Rav Mirvis, que votre voix soit simple et claire, nous appelant à la plus grande vocation jamais donnée à un peuple, d’être les témoins de D.ieu dans un monde bien souvent difficile. Et n’oubliez jamais ces paroles extraordinaires de la prière du Unetaneh tokef que nous dirons dans seulement quelques jours : ouvéchofar gadol yitaka (“le son du grand chofar”), vekol demama daka yichama (“et une voix tranquille fut entendue”) oumalakhim yechafezun (“et c’est là où les anges tremblent”). Le prophète Elisha a découvert que D.ieu n’était pas dans l’éclair, le tremblement de terre ou le feu, mais plutôt dans la voix calme, qui est douce mais claire. Puisse ces principes nous guider à travers les ténèbres de cette époque houleuse. Et que nous en soyons tous émus, comme le chofar nous émeut, afin d’être un peu meilleurs, un peu plus humbles, et plus spirituels que nous ne l’étions auparavant.

Ensuite, Yom Kippour.
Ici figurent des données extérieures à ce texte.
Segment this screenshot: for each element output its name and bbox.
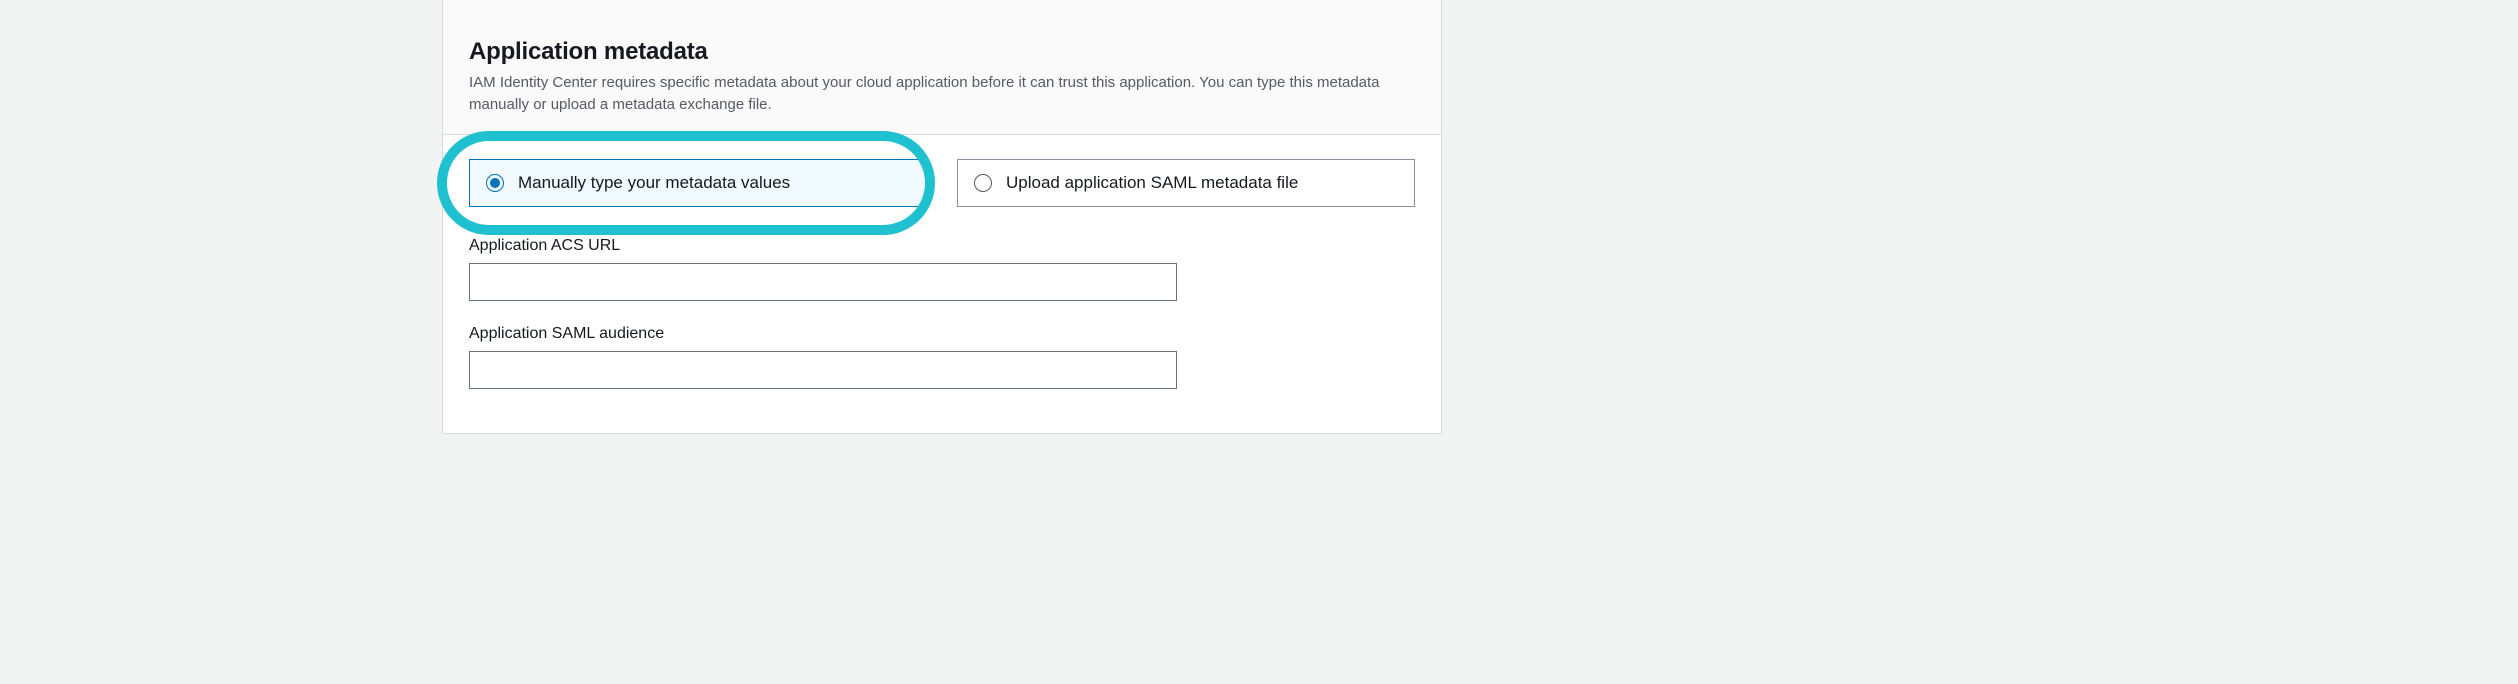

Le jour de Kippour, le grand prêtre plaçait ses mains sur le seir hamishtaleach, le bouc émissaire, et le chargeait des péchés du peuple. Nous avions un dessin humoristique dans notre bureau de l’homme qui fut grand rabbin à l’époque victorienne, Salomon Hirschell. À l’époque, les gens en Angleterre n’étaient pas vraiment sûrs de ce qu’était un grand rabbin, et la légende du dessin était la suivante : “Rabbi Salomon Hirschell, grand prêtre des juifs”. Il fut un temps où je disais que depuis, il n’y a qu’une chose qui ait changé. Aujourd’hui, au lieu d’être grand prêtre, le grand rabbin est le bouc émissaire.

Mais il y a une ligne dans la Torah décrivant la tâche la plus sainte de l’homme le plus saint du monde lors du jour le plus saint de l’année qui parle de mon expérience, et je suis sûr qu’il en sera de même du vôtre, en tant que grand rabbin : kol adam lo yehiyeh b’ohel meod be’vo’oh l’chaper bakodesh (Que personne ne soit dans la Tente d’assignation lorsqu’il entrera pour faire propitiation dans le sanctuaire, jusqu’à sa sortie) (Lévitique 16:17).
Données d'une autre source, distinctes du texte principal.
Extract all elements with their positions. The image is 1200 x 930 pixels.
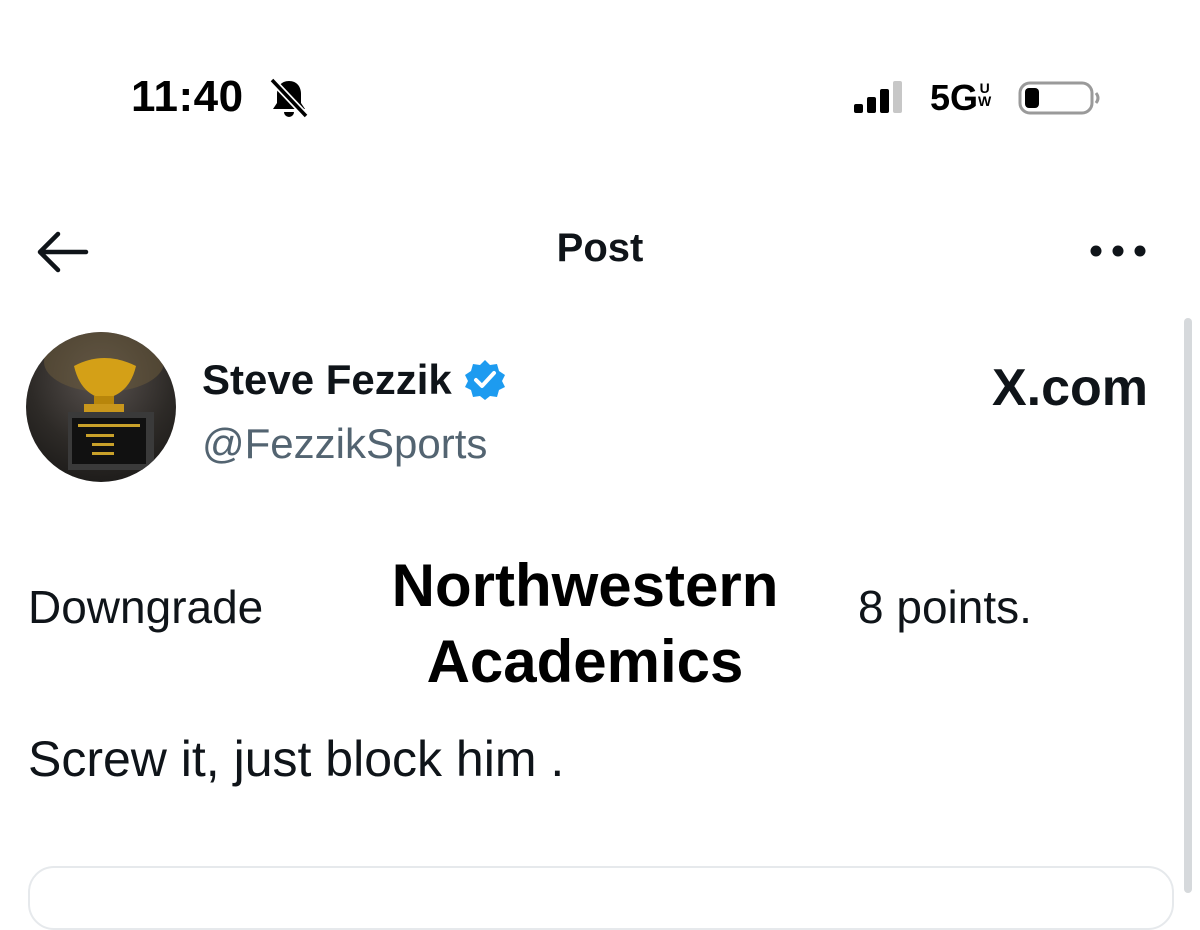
network-indicator: 5G U W [930,78,991,118]
bell-slash-icon [269,77,309,119]
post-text-before: Downgrade [28,581,264,633]
author-handle[interactable]: @FezzikSports [202,420,487,468]
network-badge: UW [978,81,992,109]
post-text-second-line: Screw it, just block him . [28,731,565,787]
overlay-line-2: Academics [426,628,744,695]
post-text-after: 8 points. [858,581,1032,633]
page-title: Post [556,226,644,270]
more-icon[interactable] [1088,240,1148,262]
overlay-caption: Northwestern Academics [322,548,848,706]
reply-card[interactable] [28,866,1174,930]
network-badge-bottom: W [978,93,992,109]
battery-icon [1018,81,1100,115]
verified-badge-icon [464,360,505,400]
network-label: 5G [930,77,979,118]
author-name[interactable]: Steve Fezzik [202,356,452,404]
author-name-row[interactable]: Steve Fezzik [202,356,506,404]
overlay-line-1: Northwestern [391,552,779,619]
trophy-image [44,332,164,470]
avatar[interactable] [26,332,176,482]
status-time: 11:40 [131,72,244,121]
signal-icon [854,81,902,113]
x-watermark: X.com [991,359,1148,417]
scrollbar[interactable] [1184,318,1192,893]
Au-delà de tout le travail public de cette fonction religieuse des plus publiques se trouve la relation privée que vous avez avec D.ieu, lorsque vous priez, lorsque vous étudiez, lorsque vous vous ouvrez vers le ciel dans les plus profondes entrailles de votre âme. Ces moments de solitude sont des moments où vous êtes honnêtes, ouverts et vulnérables. Et c’est là où, dans l’intimité de votre âme, vous entendrez la Chékhina, la présence divine, qui vous murmure à travers les textes de notre tradition et la sagesse de nos maîtres.

Vous entendrez, Rabbi Mirvis, l’appel au-delà du bruit, qui vous convoque, et à travers vous, nous, à notre tâche sacrée en tant que mamlekhet cohanim vegoy kadoch, une dynastie de pontifes et une nation sainte. Il s’agit d’une relation privée avec D.ieu qui définira ce que sera votre leadership, et non pas la une des journaux, la popularité ou les éloges publics. Que la présence d’Hachem ne vous quitte jamais, et à travers cette rencontre privée, puissiez-vous nous élever très haut.

Et finalement Souccot, ce que l’on appelle le Tabernacle en français, lorsque nous quittons le confort de nos foyers, et que nous expérimentons, pendant une semaine, la vie dans une dirat aray, une demeure temporaire. Je soupçonne fortement que lorsque D.ieu nous a donné ce commandement, Il n’avait pas l’Angleterre en tête spécifiquement, car c’est là où l’on s’ouvre au vent, à la pluie, et au froid avec seulement des feuilles en tant qu’abri. J’appelle Souccot la fête de l’insécurité, la fête ou l’on quitte la sécurité de nos foyers. Il s’agit d’une des attitudes les plus majestueuses et contre-intuitives de la tradition juive que l’on appelle Souccot, la fête de l’insécurité, zman sim’haténou, le temps de notre joie.

J’ai toujours cru, et agi selon cette croyance, que le judaïsme n’est pas uniquement destiné aux juifs, mais à tout le monde. Moïse, Isaïe l’on dit, et D.ieu aussi, à Jonas et à Jérémie. Notre tâche est d’être fidèle à notre religion et d’être une bénédiction pour l’autre, peu importe sa religion ; et plus notre judaïsme est fort, plus grandes seront nos bénédictions pour le monde.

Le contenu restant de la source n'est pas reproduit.